Cameron Beckham

As adults, we ask a lot of developing minds when asking them to consider their futures.

What do you want to be when you grow up?

Where do you want to go to college? 

What do you want to major in? 

What will you be able to do with that degree?

I didn’t know I wanted to be an educator until after I had my undergraduate degree, and I know I’m not alone in that sentiment. For any young teenager still struggling to find themselves in the chaos of middle school, the idea that certain decisions will set a path for the rest of their life is certainly an intimidating one. Additionally, a large percentage of our student base are already underserved and statistically face an uphill climb into successful adulthood. Luckily, an evolving understanding of this issue (and some newly available tools) can help educators work to overcome the challenge of an unleveled playing field. 

Career & Technical Education classes

One of the best tools in modern schools are Career & Technical Education (CTE) classes. First funded at the federal level in 1917, these classes include experiential learning and go beyond the typical classroom learning environment.  We also know that, according to a 2014 report put forward by the Obama administration, 8th grade academic achievement is a significant indicator of college readiness – 8th grade! 

What are we, as educators, to do to best help our kids in this situation? How can we help them explore options before they have to start deciding on diploma paths in high school? How can we increase their investment in their own education when so much is on the line so early?  While we don’t have the option of completely overhauling our school systems, we can certainly take advantage of the awesome tools that are already around to benefit our students. The free online resources from EVERFI can be especially useful.

While CTE programs are in a period of expansion right now, they still don’t reach all high school students and aren’t always able to expose middle school students to their options. These digital programs from EVERFI do an amazing job of increasing access to a quality, engaging learning system that’s getting them future-ready. Sometimes, starting students on a path by themselves is the best thing we can do as educators. That’s where EVERFI comes in. 

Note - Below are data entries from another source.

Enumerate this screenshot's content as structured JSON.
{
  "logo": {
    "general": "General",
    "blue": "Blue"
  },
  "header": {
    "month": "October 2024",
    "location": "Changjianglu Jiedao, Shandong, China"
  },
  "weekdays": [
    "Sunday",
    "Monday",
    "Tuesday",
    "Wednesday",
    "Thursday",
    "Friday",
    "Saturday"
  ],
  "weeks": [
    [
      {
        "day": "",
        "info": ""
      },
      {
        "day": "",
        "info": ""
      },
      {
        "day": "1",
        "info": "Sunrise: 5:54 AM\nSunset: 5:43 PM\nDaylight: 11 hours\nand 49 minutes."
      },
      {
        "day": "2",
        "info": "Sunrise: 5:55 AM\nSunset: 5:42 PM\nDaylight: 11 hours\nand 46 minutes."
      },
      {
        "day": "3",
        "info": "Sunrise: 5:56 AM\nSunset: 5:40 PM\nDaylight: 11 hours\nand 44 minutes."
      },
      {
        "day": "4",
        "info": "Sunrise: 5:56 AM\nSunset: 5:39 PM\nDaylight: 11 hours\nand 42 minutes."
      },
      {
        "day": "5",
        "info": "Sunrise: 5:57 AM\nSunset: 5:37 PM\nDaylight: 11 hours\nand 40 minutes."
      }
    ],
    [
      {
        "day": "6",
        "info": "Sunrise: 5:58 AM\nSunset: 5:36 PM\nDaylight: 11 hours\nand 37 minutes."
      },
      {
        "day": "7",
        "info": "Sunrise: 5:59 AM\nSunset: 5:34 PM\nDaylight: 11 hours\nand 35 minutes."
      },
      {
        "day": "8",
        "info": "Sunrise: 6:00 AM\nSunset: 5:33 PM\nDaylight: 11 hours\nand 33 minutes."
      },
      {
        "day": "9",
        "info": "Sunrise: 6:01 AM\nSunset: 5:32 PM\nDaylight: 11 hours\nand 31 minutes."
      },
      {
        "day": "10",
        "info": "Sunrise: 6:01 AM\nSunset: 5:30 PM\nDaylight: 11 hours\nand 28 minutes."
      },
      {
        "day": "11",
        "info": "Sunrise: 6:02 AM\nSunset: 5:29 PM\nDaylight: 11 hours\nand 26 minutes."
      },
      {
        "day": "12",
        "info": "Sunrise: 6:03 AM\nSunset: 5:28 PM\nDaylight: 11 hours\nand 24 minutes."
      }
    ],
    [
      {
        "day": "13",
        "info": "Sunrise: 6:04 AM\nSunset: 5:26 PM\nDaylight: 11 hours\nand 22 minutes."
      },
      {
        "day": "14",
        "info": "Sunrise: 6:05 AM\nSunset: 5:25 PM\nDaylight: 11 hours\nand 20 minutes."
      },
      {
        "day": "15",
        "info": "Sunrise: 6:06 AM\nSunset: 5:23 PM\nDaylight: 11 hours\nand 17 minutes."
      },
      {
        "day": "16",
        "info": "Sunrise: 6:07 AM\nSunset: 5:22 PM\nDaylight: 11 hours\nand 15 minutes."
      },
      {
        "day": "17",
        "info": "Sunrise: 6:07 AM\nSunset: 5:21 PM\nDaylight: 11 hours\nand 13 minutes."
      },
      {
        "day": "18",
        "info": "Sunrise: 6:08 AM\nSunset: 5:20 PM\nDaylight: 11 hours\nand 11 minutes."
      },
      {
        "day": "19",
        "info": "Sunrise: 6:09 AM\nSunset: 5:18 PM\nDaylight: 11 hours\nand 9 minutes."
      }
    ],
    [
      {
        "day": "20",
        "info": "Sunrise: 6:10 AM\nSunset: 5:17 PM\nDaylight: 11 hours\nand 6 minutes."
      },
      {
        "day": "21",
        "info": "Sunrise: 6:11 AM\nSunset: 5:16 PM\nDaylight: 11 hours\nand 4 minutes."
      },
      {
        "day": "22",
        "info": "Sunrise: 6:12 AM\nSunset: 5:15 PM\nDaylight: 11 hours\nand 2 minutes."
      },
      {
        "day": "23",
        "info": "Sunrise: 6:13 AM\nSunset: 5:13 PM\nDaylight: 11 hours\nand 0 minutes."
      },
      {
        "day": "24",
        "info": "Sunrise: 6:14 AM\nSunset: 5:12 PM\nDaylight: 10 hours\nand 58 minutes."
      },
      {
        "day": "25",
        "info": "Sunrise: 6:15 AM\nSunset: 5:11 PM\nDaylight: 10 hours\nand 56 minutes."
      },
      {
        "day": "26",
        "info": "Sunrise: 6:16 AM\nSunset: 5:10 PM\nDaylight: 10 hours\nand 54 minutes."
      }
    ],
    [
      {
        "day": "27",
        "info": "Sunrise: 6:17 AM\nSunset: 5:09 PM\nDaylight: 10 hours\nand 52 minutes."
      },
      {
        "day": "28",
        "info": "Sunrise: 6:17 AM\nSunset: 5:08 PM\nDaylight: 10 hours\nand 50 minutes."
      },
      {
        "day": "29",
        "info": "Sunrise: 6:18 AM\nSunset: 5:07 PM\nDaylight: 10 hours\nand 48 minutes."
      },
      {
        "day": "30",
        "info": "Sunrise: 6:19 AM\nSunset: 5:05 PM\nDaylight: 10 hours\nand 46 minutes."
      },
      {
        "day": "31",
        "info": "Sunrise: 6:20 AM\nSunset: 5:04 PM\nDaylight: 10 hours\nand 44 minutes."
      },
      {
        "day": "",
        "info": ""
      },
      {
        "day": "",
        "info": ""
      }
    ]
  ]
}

Ready-made lessons to connect your classroom to the real world:

For middle school students, EVERFI has an amazing variety of CTE-like and financial literacy programs tailor-made for that age group. If you’re looking to expose students to future-ready skills, I recommend the following digital lessons on EVERFI—

  • Endeavor STEM Career Exploration. In Endeavor, students not only get to explore careers connected to their interests and aptitudes but also practice skills with high levels of carryover in multiple career areas. 
  • FutureSmart. In these lessons, students become mayor of a virtual town and advise their citizens on matters related to responsible financial choices like budgeting, running a pet store, and planning for college/career. 
  • Venture Entrepreneurial Expedition. Students get to explore what traits successful entrepreneurs have and then make a business plan for their own virtual food truck. They cap it off by developing an effective business pitch. 

For the teacher looking to get a start with younger elementary-age students, EVERFI has something for you as well.

  • The Future Goals program has both a math and science component, sponsored by the NHL. Students get to apply the same math/science from class in the world of sports – a surefire way to get them engaged, entertained, and educated. 
  • Vault: Understanding Money has learning games and quizzes designed to introduce financial concepts to students in a fun, engaging way. They’ll learn about budgeting, income, careers and more while playing along the way. 

Oh and one other thing — don’t forget to check out the Resources button for each of these programs in EVERFI. They’re filled with offline lesson plans, activities, worksheets, and discussion guides to help you teach the real world skills students need. I recommend the activity from FutureSmart Lessons 4, called Investing in You – College and Career Planning Worksheet.